For an update on this post, see here.
It is not often we can look to Canada for a lead in military affairs but, on the face of it, Army leaders are on the brink of making the stunning decision to cancel two high-tech equipment projects, the Mobile Gun System (MGS) (pictured) and the Multi-Mission Effects Vehicle (MMEV), together worth about 1.5 billion Canadian dollars.
These are respectively an anti-tank gun and missile systems, based on the US Stryker wheeled armoured vehicle chassis, and were being ordered as part of the Canadian equivalent to the British Future Rapid Effects System (FRES) and the American Future Combat System (FSC).
According to DefenseNews, the Army is being reticent at this stage about the precise reasons for what is at the moment a recommendation to cancel. There is, therefore, some speculation as to whether this is on the grounds of cost or because the ongoing conflict in Iraq and Afghanistan has shown the need for increased armour protection on vehicles.
However, defence analyst David Rudd, executive director of the Canadian Institute for Strategic Studies, is less reticent. He has seen the formal text of the recommendation and says the reasons outlined in that document indicated the need for better armour protection on vehicles as well as freeing up money for other, more urgently required equipment.
"If you go by the correspondence, the reason given is partially because of lessons learned by our allies, and that is when you are in a complex environment, you must lead with a vehicle that's survivable," says Rudd.
This seems to be following the line pursued by this blog, where we are arguing that the UK should abandon the grandiose £14 billion FRES project and concentrate on equipping our army for the tasks it is at present undertaking.
If this is an example of reality breaking out, it seems to be catching – at least on the North American sub-continent. With the strenuous demands placed on them in both Iraq and Afghanistan, the US Army's fleet of Kiowa light observation helicopters is wearing out rapidly.
According to Defense Industry Daily, the Army has been offered a new, all-singing, all-dancing replacement called the Comanche, at an eye-watering $36 million each. But, rather than spend this sort of money, the Army has decided on a cheaper option – an upgraded Kiowa, codenamed the Armed Reconnaissance Helicopter (ARH).

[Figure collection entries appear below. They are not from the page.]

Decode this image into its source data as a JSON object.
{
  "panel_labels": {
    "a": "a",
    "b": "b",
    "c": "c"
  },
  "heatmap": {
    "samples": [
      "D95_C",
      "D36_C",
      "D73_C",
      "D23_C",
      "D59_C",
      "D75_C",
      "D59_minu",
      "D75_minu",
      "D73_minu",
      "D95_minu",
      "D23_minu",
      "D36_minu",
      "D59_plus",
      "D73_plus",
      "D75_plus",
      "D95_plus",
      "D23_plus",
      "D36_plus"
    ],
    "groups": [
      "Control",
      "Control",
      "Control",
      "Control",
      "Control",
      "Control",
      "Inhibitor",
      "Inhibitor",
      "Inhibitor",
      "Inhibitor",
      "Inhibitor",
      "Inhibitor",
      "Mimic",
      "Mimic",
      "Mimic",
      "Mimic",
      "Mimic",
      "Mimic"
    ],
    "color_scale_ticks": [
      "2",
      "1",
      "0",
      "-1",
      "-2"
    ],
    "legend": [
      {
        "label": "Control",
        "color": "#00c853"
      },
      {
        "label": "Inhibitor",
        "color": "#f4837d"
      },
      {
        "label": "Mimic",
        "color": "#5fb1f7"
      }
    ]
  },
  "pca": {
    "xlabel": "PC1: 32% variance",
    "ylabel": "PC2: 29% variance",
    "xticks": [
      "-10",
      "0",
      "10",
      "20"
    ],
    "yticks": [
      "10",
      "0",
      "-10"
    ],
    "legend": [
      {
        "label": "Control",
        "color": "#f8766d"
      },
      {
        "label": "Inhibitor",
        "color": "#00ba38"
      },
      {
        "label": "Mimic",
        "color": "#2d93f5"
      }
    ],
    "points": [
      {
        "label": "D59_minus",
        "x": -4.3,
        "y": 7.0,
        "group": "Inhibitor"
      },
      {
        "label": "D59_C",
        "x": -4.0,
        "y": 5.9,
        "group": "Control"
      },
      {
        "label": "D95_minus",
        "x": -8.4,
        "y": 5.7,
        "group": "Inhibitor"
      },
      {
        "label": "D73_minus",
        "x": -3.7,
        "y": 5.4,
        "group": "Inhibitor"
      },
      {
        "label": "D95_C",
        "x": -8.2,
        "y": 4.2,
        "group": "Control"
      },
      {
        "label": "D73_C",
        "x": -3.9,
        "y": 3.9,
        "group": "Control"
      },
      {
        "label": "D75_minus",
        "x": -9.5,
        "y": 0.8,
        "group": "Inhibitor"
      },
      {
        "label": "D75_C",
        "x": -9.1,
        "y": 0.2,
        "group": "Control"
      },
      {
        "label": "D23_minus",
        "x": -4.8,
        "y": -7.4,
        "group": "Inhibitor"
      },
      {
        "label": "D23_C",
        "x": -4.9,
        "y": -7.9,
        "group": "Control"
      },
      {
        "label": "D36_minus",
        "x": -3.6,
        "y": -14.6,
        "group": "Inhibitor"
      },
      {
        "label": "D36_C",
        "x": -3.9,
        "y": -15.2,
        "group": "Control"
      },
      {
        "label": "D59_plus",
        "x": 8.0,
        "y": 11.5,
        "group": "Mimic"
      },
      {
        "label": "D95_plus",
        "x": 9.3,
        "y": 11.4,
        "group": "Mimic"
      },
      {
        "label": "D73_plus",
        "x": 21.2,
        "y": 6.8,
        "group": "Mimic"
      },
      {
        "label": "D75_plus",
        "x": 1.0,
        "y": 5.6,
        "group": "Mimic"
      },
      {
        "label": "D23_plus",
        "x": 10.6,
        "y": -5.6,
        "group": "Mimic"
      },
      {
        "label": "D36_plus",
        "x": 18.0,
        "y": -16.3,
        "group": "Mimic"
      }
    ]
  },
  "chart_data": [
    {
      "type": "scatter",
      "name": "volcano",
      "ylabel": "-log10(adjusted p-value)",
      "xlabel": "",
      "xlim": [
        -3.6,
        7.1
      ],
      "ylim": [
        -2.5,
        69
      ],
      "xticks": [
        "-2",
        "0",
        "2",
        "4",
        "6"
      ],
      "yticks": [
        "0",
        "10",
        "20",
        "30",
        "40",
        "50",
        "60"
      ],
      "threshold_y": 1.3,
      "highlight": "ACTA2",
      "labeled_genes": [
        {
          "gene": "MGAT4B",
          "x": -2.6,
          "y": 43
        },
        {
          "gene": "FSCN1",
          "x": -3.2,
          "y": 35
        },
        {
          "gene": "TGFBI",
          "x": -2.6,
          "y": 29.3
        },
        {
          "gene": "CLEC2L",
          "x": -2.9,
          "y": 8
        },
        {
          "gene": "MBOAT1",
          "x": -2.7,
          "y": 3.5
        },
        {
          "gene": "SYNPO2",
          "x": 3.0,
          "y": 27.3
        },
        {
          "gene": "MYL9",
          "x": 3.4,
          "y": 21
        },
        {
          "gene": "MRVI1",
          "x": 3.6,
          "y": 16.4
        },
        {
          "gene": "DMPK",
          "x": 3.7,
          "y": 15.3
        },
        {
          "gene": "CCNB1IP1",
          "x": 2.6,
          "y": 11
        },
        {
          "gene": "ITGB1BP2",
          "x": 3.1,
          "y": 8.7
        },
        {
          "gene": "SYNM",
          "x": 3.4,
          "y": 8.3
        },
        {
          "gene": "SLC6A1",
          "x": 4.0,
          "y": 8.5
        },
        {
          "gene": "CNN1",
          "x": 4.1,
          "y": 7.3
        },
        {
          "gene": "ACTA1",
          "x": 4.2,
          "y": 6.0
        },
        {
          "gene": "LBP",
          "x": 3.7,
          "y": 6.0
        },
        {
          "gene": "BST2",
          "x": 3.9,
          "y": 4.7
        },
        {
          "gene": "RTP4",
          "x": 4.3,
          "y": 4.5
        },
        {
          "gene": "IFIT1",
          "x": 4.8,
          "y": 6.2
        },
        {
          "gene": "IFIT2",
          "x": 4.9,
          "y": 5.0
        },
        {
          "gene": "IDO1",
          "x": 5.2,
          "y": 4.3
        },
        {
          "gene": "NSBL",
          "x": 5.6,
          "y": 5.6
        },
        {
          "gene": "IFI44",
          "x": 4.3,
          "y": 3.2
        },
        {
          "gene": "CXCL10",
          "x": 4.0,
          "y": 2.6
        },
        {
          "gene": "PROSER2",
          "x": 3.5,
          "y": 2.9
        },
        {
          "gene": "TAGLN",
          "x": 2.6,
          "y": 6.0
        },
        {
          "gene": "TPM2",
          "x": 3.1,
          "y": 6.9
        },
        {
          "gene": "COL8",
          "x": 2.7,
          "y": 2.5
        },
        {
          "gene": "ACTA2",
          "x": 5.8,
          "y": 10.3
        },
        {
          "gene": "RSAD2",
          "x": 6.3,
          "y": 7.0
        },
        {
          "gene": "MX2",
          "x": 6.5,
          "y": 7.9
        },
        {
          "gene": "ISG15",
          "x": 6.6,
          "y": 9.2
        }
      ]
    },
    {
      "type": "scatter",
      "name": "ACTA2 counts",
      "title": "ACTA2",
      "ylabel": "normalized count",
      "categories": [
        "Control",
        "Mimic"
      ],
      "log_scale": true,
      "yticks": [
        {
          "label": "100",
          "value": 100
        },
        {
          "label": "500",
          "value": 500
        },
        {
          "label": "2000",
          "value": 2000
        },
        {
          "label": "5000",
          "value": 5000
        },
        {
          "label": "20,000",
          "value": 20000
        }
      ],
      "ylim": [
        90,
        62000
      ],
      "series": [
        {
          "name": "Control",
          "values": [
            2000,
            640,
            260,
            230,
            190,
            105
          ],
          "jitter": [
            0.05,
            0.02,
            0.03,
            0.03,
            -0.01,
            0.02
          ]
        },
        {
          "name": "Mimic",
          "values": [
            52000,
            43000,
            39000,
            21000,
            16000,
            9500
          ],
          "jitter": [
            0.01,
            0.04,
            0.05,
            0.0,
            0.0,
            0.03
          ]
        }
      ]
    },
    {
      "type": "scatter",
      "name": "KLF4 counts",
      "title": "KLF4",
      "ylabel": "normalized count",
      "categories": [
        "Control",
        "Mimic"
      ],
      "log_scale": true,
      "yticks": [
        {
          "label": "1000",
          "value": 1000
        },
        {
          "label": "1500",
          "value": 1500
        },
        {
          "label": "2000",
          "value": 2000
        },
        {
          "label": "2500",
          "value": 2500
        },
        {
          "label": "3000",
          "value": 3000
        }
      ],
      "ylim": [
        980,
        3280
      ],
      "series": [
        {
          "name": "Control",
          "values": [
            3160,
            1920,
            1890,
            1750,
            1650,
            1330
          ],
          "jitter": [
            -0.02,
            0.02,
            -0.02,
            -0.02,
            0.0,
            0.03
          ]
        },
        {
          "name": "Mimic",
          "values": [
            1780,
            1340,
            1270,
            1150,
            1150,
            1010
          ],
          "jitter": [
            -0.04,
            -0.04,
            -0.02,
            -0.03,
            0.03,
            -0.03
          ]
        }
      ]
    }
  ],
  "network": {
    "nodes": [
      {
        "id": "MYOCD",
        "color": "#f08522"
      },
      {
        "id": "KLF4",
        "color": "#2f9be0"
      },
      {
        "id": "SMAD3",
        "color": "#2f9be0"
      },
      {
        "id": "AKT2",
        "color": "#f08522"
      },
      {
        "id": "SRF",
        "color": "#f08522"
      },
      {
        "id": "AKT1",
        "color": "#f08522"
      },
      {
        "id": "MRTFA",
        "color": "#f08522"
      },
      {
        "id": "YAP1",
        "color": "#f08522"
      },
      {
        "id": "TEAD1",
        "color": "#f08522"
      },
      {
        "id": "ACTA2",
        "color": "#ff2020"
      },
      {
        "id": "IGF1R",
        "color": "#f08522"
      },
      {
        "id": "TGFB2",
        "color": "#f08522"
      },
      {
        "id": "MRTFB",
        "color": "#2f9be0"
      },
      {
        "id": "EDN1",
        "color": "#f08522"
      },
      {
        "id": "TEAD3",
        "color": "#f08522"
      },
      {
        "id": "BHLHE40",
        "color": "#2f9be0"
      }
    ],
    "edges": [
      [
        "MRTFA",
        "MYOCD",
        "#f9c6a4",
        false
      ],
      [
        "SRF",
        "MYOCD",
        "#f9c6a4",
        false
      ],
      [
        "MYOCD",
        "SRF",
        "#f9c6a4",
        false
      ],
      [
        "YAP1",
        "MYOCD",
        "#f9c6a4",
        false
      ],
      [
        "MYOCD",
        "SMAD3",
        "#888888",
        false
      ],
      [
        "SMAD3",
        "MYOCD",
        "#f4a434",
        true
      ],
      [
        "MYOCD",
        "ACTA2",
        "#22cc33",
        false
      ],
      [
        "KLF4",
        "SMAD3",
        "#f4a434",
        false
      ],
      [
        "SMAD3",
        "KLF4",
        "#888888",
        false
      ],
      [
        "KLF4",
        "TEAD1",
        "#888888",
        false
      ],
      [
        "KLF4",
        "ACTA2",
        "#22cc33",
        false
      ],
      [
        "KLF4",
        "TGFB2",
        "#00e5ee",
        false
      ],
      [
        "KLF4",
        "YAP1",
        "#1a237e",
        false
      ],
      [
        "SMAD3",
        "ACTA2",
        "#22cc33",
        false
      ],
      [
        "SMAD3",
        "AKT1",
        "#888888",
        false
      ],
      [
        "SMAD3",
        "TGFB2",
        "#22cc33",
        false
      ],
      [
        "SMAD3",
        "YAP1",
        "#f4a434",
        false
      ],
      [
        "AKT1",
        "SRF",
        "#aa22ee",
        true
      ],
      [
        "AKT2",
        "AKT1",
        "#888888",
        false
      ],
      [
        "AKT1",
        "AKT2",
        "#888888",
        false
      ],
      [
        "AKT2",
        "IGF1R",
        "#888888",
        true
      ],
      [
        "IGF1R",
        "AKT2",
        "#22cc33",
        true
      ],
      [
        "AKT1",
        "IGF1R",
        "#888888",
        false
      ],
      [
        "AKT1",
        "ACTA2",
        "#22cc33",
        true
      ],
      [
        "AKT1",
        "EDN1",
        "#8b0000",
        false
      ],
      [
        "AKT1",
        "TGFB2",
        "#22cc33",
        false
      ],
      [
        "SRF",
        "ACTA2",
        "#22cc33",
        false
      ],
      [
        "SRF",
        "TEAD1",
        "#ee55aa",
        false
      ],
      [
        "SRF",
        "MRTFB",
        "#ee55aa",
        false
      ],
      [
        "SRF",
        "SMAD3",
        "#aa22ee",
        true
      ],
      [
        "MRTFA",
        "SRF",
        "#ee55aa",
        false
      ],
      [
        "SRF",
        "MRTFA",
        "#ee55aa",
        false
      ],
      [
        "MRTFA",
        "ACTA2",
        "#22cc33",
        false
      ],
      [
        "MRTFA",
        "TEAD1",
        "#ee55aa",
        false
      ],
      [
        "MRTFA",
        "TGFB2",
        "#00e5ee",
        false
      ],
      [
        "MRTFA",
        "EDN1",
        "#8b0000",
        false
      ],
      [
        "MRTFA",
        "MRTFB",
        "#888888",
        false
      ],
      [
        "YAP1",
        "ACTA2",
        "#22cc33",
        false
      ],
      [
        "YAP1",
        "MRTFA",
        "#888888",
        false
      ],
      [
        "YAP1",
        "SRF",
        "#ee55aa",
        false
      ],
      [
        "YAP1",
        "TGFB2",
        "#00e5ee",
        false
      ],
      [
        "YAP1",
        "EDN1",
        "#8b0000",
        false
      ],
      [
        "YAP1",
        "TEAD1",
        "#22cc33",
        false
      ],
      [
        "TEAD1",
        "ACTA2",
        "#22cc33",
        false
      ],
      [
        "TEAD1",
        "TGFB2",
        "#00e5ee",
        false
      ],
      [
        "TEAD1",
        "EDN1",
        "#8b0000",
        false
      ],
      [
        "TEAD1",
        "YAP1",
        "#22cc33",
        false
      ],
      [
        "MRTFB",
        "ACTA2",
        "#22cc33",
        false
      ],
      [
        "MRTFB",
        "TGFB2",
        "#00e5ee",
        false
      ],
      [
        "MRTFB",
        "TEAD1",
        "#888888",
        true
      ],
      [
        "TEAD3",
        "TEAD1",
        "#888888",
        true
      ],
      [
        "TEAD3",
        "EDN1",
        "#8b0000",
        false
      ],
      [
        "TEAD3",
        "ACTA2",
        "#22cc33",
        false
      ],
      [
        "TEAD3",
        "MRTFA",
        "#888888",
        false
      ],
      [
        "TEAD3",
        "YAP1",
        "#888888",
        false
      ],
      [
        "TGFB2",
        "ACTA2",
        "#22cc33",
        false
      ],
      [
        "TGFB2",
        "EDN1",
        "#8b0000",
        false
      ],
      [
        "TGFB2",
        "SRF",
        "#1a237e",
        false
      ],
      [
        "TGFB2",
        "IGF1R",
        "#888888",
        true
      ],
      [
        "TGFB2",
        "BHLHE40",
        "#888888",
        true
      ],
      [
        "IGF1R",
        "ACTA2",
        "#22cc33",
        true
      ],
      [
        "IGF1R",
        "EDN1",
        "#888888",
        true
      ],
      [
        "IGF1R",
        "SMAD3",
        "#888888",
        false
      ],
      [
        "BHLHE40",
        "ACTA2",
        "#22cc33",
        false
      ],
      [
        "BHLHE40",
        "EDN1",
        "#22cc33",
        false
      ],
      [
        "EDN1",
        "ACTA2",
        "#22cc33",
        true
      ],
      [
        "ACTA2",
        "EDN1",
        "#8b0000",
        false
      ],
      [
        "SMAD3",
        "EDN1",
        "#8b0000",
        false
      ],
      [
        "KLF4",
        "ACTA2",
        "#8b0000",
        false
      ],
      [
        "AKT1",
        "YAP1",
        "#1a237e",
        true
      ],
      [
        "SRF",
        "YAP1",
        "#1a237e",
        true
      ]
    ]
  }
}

At an estimated $6 million each, this is approximately £2.28 million per helicopter, compared with the average cost of the Future Lynx, at £14.2 million each. And, in contrast to the MoD, which is delaying deliveries of the Lynx to 2014, the US Army is bringing its programme forward
As DID remarks, the deciding factor was that the new US helicopter was based on a certified civilian aircraft in order to lower maintenance and R&D expenses, and keep the aircraft within the required acquisition cost range. Again this is in marked contrast to the UK approach, which is developing specific military airframe, with very limited sales potential and with only 70 machines on order.
Of course, Kiowa replacement, which may be called the Arapaho, will not perform all the functions of the Lynx, but that is no bad thing. As it stands, the current aircraft have to perform a dizzying variety of functions, from resupply, to assault troop insertions and to "communications" (a VIP taxi), to say nothing of the attack helicopter role and casevac – plus reconnaissance and convoy escort.
A better option would be to operate two types, as indeed does the US Army, it having currently ordered at EADS Eurocopter UH-145 LUH for the separate light utility role. At just under £4.5 million each, the UK could buy three of these for every Lynx, and have change left over, or four of the new Arapaho, giving a much better fleet mix and more helicopters.
Purists might argue that the new Future-Lynx might have some additional capabilities, not provided by either machine, but one has to ask whether the pursuit of supposed perfection, the Services – or at least, the MoD specifiers, are not being altogether too precious. After all, we are not dealing with technologically sophisticated enemies and, not so very long ago, the MoD was content to allow the Army to operate Skeeter helicopters (example pictured) which were actually used in combat areas such as Aden.
Thus, just why the MoD is taking such a ludicrously expensive – and dangerous – route seems beyond the wit of any mere mortal to work out. But, as our troops are increasingly starved of vital resources, we could do no better than to look to the realism of the Anglosphere for our answers.